67 ONLINE LENDERS SUMMONED FOR SHAMING CLIENTS
The National Privacy Commission (NPC) has summoned 67 online lenders for debt shaming their clients, choosing to reach out to them through newspaper publications after the agency could not pin down their physical addresses.
The NPC published on Friday an order for summary hearing directed at a long list of apps, whose agents or representatives used the personal information of their clients “to harass, threaten or coerce them to settle their loans,” the order read.
The order was published in newspapers of general circulation after the NPC could not send individual notices to the companies involved. They, including their respective boards of directors, were ordered to appear for a summary hearing at the PICC Complex along Roxas Boulevard in Manila on Oct. 15.
At this point, it is not clear how many companies operated the 67 apps since it is possible that one company would operate several platforms. The order only listed the names of the mobile apps.
This is also separate from the three online lending companies that NPC had charged for similar violations last month.
“Based on reports from our complaints and investigation division, the published list are those apps whose corporate names, physical addresses or email addresses cannot be identified for purposes of service of orders or notices,” said Leandro Aguirre, deputy commissioner at NPC.

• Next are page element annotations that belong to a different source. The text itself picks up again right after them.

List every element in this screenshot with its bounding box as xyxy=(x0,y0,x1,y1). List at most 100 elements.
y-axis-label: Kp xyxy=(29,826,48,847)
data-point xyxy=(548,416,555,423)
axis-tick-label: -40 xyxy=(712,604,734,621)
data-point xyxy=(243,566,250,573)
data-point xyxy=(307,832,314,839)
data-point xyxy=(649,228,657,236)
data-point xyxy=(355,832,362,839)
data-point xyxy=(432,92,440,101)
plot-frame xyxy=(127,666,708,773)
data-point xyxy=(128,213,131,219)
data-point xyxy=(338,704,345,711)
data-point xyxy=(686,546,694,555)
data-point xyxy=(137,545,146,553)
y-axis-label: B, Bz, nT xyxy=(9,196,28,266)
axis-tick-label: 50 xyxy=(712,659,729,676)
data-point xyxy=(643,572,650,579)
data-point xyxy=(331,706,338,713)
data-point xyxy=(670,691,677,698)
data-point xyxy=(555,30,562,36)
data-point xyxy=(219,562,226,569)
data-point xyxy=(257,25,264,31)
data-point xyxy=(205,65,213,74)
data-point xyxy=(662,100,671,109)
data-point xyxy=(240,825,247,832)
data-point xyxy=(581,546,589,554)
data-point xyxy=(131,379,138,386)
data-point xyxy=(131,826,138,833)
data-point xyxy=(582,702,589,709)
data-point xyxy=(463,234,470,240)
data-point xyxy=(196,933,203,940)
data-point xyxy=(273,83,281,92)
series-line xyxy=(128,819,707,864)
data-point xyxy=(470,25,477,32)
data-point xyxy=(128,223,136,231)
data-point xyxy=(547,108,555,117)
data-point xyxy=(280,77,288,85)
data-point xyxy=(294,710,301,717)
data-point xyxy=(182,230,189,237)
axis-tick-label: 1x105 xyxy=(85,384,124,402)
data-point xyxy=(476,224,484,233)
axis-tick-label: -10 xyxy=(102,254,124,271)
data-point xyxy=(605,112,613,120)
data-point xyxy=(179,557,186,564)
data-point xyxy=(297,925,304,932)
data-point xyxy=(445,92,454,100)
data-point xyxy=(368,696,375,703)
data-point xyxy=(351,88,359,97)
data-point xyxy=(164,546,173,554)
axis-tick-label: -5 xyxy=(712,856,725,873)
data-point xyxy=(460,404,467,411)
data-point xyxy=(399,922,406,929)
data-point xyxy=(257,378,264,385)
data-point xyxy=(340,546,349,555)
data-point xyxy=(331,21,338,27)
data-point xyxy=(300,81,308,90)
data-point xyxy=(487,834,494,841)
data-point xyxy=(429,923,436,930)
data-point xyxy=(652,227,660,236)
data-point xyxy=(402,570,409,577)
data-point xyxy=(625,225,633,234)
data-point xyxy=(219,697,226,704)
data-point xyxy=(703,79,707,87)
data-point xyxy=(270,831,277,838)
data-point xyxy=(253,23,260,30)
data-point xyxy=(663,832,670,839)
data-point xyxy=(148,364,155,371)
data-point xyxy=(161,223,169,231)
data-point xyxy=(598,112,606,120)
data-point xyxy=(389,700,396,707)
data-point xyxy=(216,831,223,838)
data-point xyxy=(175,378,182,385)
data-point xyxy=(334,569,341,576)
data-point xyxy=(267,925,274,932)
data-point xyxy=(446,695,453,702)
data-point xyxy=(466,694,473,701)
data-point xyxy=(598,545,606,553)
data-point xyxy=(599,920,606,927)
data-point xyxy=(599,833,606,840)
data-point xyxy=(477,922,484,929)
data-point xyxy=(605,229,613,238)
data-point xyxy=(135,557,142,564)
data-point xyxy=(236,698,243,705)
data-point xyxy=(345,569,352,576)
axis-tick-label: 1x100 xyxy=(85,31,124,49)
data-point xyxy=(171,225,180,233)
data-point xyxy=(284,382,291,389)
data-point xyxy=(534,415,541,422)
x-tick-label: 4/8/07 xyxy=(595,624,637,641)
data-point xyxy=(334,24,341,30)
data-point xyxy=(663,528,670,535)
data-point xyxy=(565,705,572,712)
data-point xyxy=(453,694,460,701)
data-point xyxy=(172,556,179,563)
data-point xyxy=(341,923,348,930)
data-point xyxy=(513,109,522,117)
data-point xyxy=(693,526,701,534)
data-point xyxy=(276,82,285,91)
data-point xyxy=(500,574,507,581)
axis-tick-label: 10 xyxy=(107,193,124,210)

This marks another development in an ongoing pursuit against companies who use the personal information of their clients to threaten them to settle their debts, a tactic that involves public shaming at the cost of losing the borrower’s reputation to friends, family and co-workers over an unpaid debt as small as P1,000.
“Failure to appear or comply with this order may warrant the issuance of a temporary ban on the processing of personal data and the submission of the complaints for decision based on individual evidence,” the order read.
The list of apps included Cashalo, but the NPC could neither confirm nor deny if this is the same mobile platform of Gokongwei-owned JG Summit Holdings Inc. and Hong Kongbased Oriente.
Last month, NPC’S fact-finding team filed charges against three online lending companies that accounted for 61 percent of the 921 complaints received by NPC since July last year.
These companies were Fynamics Lending Inc., which operates the Pon
dopeso app; Unipeso Lending Co., which operates the Cashlending app, and Fcash Global Lending Inc., operator of Fast Cash app.
The three companies and their directors were given 10 days last month to respond to the charges filed against them, including noncompliance with the legal requirements of processing personal data as well as malicious and unauthorized disclosure.
Aguirre told reporters on Thursday that Fynamics had asked for more time while the two others have filed motions to dismiss the charges.
He deferred from discussing the merits of the responses, which would be judged by the agency’s commissioner and deputy commissioners, including himself. He, however, said that they hoped to resolve the case before the year ends.